So on the other hand the maximal number of

comparisons made by our algorithm corresponds to the depths of our tree.

So the depths is defined as the maximal number of edges run away

from the root to the leaf, to some leaf of our tree.

So and this is exactly the maximal possible number of comparisons

which our algorithm makes.

So now we would like to show that d must be large in our case,

must be at least be big O omega of analog n.

And we know already that our tree contains many, many leaves.

Mean n factorial is a function that grows extremely fast.

Okay so, intuitively we would like to show that if a tree has many,

many leaves, then it has a large depth.

And at least intuitively this clear.

If you have a tree of very small depths then it must just a few leaves, right?

But, we know that it has many, many,

many leaves, in fact at least ten factorial leaves.

To formally show this we need the following, we need the following estimate.

The depths of a binary tree is at least a binary algorithm of its number

of leaves or equivalently 2 to the depths is at least its number of leaves.

Well this can be proved formally, but let me just show you this informally.

Let's concede a tree for example of depth 1.

So in this case, d is equal to 1.

And it is clear that the maximal possible number of leaves

in a tree of depth 1 is equal to 2.

So now, let's try to understand what is the maximal possible

number of leaves in a depth of In a tree of depth 2.

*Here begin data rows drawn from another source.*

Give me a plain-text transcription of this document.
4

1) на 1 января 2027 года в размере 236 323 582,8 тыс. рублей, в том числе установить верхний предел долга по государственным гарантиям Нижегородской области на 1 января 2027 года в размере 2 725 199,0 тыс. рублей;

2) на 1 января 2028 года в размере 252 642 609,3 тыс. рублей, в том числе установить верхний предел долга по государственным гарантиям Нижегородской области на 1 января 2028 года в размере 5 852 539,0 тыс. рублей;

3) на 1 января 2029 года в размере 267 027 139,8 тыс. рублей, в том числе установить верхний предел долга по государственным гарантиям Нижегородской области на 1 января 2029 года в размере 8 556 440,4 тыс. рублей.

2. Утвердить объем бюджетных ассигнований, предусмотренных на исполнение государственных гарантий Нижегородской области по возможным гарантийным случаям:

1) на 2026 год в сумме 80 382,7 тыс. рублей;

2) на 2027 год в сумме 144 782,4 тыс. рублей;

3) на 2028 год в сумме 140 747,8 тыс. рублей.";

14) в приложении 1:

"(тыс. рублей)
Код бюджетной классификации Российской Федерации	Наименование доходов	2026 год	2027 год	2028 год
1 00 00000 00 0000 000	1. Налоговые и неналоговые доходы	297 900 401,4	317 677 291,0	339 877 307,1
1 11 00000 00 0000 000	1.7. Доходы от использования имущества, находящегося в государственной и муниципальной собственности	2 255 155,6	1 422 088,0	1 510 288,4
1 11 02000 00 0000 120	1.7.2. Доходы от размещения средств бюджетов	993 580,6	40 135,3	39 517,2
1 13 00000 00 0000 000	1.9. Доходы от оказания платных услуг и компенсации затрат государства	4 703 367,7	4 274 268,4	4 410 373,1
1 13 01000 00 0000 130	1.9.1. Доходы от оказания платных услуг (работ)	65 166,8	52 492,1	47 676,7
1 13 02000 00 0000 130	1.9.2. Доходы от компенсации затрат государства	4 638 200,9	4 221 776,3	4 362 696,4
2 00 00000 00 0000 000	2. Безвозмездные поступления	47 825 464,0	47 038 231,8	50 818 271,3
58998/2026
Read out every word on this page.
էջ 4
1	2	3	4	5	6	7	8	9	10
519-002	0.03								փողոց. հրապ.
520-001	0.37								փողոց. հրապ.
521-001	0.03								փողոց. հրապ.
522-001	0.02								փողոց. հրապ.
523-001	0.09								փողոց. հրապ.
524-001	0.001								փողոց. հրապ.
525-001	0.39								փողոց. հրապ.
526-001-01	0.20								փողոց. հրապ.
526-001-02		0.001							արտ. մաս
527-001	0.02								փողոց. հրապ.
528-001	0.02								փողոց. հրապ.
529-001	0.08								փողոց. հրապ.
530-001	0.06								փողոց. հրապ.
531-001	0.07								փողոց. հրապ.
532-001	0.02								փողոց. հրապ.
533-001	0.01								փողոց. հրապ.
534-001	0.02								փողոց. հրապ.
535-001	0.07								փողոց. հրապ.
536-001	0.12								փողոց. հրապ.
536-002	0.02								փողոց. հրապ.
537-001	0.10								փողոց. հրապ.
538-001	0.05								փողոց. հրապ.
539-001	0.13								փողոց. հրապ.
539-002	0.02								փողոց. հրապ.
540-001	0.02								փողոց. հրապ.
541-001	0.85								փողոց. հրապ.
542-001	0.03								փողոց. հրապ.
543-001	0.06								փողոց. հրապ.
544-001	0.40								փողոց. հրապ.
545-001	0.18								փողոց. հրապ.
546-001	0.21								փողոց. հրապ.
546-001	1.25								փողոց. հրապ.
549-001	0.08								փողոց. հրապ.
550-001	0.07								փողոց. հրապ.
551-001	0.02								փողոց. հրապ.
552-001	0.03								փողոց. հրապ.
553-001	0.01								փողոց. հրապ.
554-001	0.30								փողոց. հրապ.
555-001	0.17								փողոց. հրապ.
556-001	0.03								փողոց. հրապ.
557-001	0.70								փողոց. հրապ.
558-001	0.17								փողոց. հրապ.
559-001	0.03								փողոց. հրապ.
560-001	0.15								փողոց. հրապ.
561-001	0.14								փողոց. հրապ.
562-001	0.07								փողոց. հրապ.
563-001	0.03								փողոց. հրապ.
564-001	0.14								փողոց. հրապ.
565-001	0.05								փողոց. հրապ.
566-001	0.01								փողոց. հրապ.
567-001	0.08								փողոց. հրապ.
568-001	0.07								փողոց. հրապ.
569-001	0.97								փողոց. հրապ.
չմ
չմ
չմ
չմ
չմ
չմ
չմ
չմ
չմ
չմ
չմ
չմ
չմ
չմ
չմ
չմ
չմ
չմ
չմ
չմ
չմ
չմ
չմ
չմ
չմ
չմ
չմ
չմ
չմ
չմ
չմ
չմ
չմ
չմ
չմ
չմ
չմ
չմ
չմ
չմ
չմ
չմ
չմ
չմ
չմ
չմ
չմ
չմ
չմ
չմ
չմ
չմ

For example, this is a tree of depth 2.

This is another tree of depth 2, it has has three leaves.

And this is a tree of depth 2 that has maximal possible number of leaves,

in this case it is 4.

It is 2 to the d indeed.

And intuitively it is clear that to have a tree of depth d that has

maximal possible number of leaves.

We need to take a tree which has a full binary tree of depth d, right?

And this tree has exactly 2 to the d leaves.

So the maximal number of leaves in a tree of depth d is 2 to the d.